Vue panoramique du site d’écluse 19 du versant Océan à Palinges avec le château de Digoine, la maison éclusière, le pont sur écluse et le chemin de halage transformé en route départementale.
Quelques villes se distinguaient des autres pour diverses raisons : Digoin, connue comme port sur la Loire, Chalon-sur-Saône, comme port sur la Saône. La ville de Paray-le-Monial, avec sa basilique du 12e siècle, peut donner une idée lointaine des paysages d’avant le canal.
Un réseau peu praticable
Les rares routes existantes permettaient de relier des bourgs, mais leur mauvais état rendait la circulation très difficile.
Le désir d’améliorer les infrastructures de réseau est cependant manifeste, au moins depuis le 18e siècle : par exemple, des projets naissent dans les années 1730 pour rendre l’Arroux navigable4. De telles études sont menées sur la plupart des rivières susceptibles d’être aménagées.
Frémissement industriel
Les plans anciens montrent que le lieu du futur bief de partage était constellé de chapelets d’étangs5, sur les digues desquels étaient implantés des moulins.
Les quelques esprits avant-gardistes qui tentent, dès la fin du 18e siècle, de développer une proto-industrie basée sur la seule force hydraulique ressentent le besoin d’améliorer aussi les voies de communication. « Il y a actuellement six forges dans le Charollais, qui pourront envoyer leurs fers par le canal. »6
Le problème est de se procurer les matières premières nécessaires : bois et eau. Sur la Dheune, par exemple, le sieur Jobert obtient, en 1759, le droit de construire une forge et un fourneau au-dessous de l’étang de Longpendu où la rivière prend sa source, et d’organiser le flottage du bois, à charge pour lui de se conformer pour la coupe des bois à l’Ordonnance des Eaux et Forêts7. Sur la même rivière, on peut également évoquer une tentative de forge à la Motte, grâce à un moulin sur l’étang. La présence de minerai de charbon, attestée par les progrès scientifiques du 18e siecle, est l’un des arguments donnés par Emiland-Marie Gauthey pour le passage d’un canal vers Montchanin / Montcenis / Montceau. Les cartes qu’il dresse dans les années 1780, période à laquelle il tente de faire accepter son idée de canal, l’attestent : elles mentionnent les gisements de Montcenis8.
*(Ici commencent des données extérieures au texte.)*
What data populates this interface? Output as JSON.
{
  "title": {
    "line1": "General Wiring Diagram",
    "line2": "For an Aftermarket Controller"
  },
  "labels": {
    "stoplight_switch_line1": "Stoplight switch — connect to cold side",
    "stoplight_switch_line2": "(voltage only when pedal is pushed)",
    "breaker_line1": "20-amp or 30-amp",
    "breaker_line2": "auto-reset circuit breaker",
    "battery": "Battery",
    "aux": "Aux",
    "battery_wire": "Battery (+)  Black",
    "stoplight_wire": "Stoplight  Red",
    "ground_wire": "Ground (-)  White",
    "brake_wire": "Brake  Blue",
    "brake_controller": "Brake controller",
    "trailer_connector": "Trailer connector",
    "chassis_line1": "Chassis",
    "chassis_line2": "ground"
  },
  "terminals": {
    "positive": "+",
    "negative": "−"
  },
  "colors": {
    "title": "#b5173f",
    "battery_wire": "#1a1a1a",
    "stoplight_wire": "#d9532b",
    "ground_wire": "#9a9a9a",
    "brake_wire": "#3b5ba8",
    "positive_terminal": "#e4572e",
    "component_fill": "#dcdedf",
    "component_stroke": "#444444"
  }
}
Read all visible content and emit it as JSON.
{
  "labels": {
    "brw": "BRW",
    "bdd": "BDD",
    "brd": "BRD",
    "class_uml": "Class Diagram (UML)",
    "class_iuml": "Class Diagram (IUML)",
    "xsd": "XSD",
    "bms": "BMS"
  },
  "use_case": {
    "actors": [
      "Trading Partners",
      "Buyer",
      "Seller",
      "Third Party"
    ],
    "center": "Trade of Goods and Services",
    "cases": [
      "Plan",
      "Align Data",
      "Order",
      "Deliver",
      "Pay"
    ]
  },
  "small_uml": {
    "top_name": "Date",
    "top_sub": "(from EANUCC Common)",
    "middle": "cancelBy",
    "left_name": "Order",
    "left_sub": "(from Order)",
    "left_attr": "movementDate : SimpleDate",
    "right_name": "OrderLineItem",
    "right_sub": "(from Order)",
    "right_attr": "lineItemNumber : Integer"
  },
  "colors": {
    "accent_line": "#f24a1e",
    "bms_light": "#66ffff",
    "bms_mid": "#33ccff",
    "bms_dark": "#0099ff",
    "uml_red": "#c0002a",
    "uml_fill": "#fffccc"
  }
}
Vers Digoin, à l’autre extrémité du canal, le marquis de la Tour Maubourg, qui a installé des forges à Gueugnon, cherche à récupérer du bois par flottage sur l’Arroux. Son souhait de voir son usine reliée aux grands axes de communication ne sera effectif qu’en 1867, avec l’ouverture de la rigole de l’Arroux qui va de Gueugnon au canal du Centre.